The US regulatory authority on 18th Sep approved Exondys 51 (eteplirsen), Sarepta Therapeutics’ initial drug to treat individuals with Duchenne muscular dystrophy (DMD), an unusual genetic problem that leads to progressive muscle deterioration and weakness in young kids.
The acceptance is extremely controversial following a FDA advisory committee voting against acceptance in April this year as the external experts stated there was not significant proof that the drug is effective in offering clinical advantage, which is the standard for approval. Prior to that vote and afterwards, the DMD patient community protested strongly.
DMD, taking place in around 1 in every 3,600 male infants globally, is triggered by lack of dystrophin, a protein that assists keep muscle cells intact. The initial symptoms are generally seen between the ages of 3 and 5, and get worse eventually.

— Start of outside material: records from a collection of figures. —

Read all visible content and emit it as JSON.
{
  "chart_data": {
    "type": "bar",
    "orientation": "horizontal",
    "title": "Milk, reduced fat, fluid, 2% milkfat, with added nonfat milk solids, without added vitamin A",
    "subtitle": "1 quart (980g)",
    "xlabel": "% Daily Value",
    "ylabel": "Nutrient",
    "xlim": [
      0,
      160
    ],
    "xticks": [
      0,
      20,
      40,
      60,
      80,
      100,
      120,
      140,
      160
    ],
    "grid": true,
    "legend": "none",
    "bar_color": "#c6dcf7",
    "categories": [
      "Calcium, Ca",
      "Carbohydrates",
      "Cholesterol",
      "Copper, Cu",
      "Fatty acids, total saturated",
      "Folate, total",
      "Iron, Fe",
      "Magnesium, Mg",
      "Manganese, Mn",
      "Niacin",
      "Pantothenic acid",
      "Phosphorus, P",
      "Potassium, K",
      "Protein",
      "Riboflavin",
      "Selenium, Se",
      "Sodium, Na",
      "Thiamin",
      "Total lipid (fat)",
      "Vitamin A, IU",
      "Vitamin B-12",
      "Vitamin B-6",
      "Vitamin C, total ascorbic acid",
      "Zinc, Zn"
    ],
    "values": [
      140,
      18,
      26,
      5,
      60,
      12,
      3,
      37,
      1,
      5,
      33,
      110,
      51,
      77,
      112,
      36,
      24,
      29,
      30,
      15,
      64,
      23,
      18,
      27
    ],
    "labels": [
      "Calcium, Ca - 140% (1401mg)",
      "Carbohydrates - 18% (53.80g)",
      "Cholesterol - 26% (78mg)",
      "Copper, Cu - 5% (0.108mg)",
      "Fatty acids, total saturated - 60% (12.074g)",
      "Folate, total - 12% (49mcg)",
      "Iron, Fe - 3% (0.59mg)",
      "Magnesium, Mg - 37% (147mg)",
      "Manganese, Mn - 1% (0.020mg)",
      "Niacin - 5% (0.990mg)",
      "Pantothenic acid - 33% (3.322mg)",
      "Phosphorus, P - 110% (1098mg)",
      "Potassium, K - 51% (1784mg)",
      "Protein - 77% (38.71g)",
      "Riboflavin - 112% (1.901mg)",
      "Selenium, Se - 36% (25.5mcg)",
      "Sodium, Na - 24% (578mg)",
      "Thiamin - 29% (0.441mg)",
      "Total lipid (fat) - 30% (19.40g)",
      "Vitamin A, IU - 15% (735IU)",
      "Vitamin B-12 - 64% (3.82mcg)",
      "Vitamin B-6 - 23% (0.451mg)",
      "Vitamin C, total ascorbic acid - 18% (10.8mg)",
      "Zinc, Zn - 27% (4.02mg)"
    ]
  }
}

US FDA stated that following the hearing, Sarepta submitted further data “demonstrating significant proof of dystrophin production, even though the quantity of dystrophin produced was only a small fraction of the normal level.”
Exondys 51, is particularly indicated for sufferers who have a confirmed mutation of the dystrophin gene amenable to exon 51 skipping Drug, who represent roughly 13% of the population with DMD. After getting approval from US FDA, Sarepta said that the average cost per individual will be $300,000.
Exondys 51, was accepted under FDA’s accelerated approval program, reserved for medication to treat severe or life-threatening conditions, and where there is a absence of accessible treatment.
“Depending on the data presented by the Sarepta Therapeutics, US FDA has came to the conclusion that there is a statistically considerable raise in dystrophin production in indicated sufferers who are subjected to the drug that meets this requirement,” FDA said.